BAB TIGA
Alur : Kejadian, Tokoh,
Konflik
Narasi adalah cerita. Cerita ini didasarkan pada
urut-urutan suatu kejadian atau peristiwa. Di dalam kejadian itu ada tokoh, dan
tokoh ini mengalami suatu konflik atau tikaian. Ketiganya secara kesatuan biasa
disebut plot, atau alur. Maka narasi adalah cerita berdasarkan alur.
Narasi bisa berisi fakta dan fiksi, yang berisi fakta
adalah biografi ( riwayat hidup seseorang ), Autobiografi ( riwayat hidup
seseorang yang ditulisnya sendiri ) dan lainnya yang banyak ditemukan di media
massa. Namun yang paling banyak peminatnya adalah yang fiksi atau rekaan. Inilah
yang kita namakan novel, cerita pendek, serta cerita bersambung dan cerita
bergambar. Di dalam narasi bisa terdapat sebuah alur utama dan beberapa buah
alur tambahan, atau sub-plot.
Latar
Latar itu tentulah tidak dapat terjadi di dalam suatu
vacuum, kekosongan. Alur iru mempunyai laatar waktu dan latar tempat. Kita sering
membaca cerita yang katanya terjadi di Indonesia, waktunya kira-kira masa
kini.tapi kita temukan orang-orang yang terlibat di dalamnya tidak
bertindak-tanduk seperti orang indonesia: sosial ekonominya tidak, budayanya tidak,
politik pemerintahannya pun tidak. Cerita begini dapat dengan mudah diganti lokasinya
dengan tempat lain, London, misalnya, atau chicago, dan waktunya dapat diganti
menjadi sebelum perang dunia II, tanpa banyak mengubah jalan cerita.
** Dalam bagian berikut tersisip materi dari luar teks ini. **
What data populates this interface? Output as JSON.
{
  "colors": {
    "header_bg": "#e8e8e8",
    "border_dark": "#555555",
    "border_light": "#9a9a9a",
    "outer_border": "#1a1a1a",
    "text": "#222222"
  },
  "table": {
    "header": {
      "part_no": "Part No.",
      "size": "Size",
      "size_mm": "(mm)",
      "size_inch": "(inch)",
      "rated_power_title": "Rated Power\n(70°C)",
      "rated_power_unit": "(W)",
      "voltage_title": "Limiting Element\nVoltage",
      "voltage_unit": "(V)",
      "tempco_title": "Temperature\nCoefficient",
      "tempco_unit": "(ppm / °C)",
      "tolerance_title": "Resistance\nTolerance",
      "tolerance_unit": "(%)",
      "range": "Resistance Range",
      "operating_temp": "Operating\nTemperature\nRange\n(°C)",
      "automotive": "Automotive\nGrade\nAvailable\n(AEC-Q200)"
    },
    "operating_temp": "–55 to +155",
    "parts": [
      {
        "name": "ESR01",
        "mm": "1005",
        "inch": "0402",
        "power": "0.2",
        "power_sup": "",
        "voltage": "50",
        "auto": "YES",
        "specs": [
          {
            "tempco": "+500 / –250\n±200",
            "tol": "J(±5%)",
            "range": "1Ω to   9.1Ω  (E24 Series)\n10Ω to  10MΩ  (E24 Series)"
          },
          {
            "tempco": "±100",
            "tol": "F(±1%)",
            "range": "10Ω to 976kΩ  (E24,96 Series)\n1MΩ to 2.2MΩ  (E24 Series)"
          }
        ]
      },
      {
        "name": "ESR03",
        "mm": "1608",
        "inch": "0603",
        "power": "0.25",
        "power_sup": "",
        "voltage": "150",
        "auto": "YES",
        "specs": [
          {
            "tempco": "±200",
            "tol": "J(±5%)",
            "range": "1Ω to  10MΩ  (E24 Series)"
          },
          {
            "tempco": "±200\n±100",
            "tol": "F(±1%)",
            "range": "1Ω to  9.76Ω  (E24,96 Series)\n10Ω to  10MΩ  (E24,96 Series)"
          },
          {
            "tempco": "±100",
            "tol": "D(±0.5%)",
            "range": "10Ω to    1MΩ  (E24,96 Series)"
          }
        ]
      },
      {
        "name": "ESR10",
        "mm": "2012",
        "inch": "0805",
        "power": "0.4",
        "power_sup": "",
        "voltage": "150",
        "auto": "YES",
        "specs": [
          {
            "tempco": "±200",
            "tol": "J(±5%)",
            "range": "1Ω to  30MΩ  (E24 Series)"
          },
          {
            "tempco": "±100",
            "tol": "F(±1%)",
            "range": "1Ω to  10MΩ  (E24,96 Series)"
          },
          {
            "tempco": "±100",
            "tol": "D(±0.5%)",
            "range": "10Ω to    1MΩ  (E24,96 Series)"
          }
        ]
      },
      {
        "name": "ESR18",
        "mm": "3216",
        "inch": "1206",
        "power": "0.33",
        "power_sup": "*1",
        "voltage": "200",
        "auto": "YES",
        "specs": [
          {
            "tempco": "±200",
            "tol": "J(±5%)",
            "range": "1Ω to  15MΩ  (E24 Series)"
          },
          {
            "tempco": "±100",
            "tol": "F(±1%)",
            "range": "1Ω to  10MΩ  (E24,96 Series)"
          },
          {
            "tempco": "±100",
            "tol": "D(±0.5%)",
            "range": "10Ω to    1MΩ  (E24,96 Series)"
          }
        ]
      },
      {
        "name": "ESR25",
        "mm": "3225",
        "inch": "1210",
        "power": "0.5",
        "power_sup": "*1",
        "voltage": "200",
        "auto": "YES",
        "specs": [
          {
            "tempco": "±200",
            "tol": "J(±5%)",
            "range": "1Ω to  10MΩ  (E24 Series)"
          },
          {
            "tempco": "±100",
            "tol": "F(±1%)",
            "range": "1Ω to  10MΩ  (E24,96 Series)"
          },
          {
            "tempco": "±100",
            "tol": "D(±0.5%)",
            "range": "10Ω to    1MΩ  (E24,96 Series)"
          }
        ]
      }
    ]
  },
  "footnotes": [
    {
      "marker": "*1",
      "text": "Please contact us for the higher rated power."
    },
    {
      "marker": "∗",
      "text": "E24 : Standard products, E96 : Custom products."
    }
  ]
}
Ada yang salah pada cerita seperti itu, latarnya tidak
tajam, tidak jelas. Di samping latar waktu dan tempat yang harus jelas, kita
harus memberikan latar-latar yang lain yang membenarkan dan memberikan
kesaksian bahwa disanalah terjadinya peristiwa itu.
Warna Lokal
Warna lokal yang tajam memberikan
gambaran dan tempat terjadinya peristiwa, tetapi juga sosial budaya serta semua
hal-hal yang kita bicarakan di atas. Sedemikian rupa sehingga cerita yang sama
tidak bisa terjadi di tempat lain, atau pada waktu lain. Penulis memasukan dialek
setempat, terutama di dalam percakapan atau dialog diantara tokoh-tokoh di
dalam cerita itu. Warna lokal yang utuh, yang tajam. Biasanya dinilai para
kritikus sastra sebagai faktor yang positif. Namun harus dijaga jangan sampai
karena kebanyakan bahasa setempat, dialog cerita itu menjadi tidak lagi
dimengerti oleh pembaca, atau menimbulkan salah pengertian.
Kisi-kisi
Untuk sebuah novel yang melibatkan banyak tokoh,
kisi-kisi ini dapat dibuat lebih besar dan lebih teliti lagi. Segala informasi
mengenai latar belakang dapat pula disisipkan di dalam kisi-kisi ini serta
disinggung-singgung di dalam cerita sehingga terasa ada kaitan cerita itu
dengan perjalanan sejarah. Kaitan unsur-unsur sejarah dan unsur-unsur lain ke
dalam sebuah narasi fiktif seperti ini kadang-kadang dinamakan pula referensi,
acuan, atau di dalam bahasa inggris, reference atau kerangka acuan.
Posisi Narator
Dalam sebuah narasi tentulah ada yang bercerita, yang
menceritakan kepada kita apa saja yang terjadi. Dengan sendirinya apa yang kita
dapatkan dari cerita itu adalah apa-apa yang dilihat, didengar, serta dialami
oleh ‘aku’ itu. Jalan pikiran, pergolakan perasaan, dugaan dan kesimpulan yang
di hidangkan pun berasal dari ‘aku; itu juga. Jadi narator dalam cerita ini
adalah pelaku utama. Narasi seperti itu sering disebut sebagai narasi dengan posisi
‘orang pertama’ atau ‘aku-an’. Diantara ujung lain kita temukan cerita yang
naratornya tidak kelihatan, tetapi juga dia mengetahui semua peristiwa. Semua perasaan
dan pikiran semua tokoh di dalam cerita itu. Cerita seperti itu selalu memakai
bentuk orang ketiga: ‘ dia ‘. posisi narator disini adalah seperti Tuhan yang
serba tahu.
Ada ‘aku-an’ yang bukan tokoh utama, adapula ‘akua-n’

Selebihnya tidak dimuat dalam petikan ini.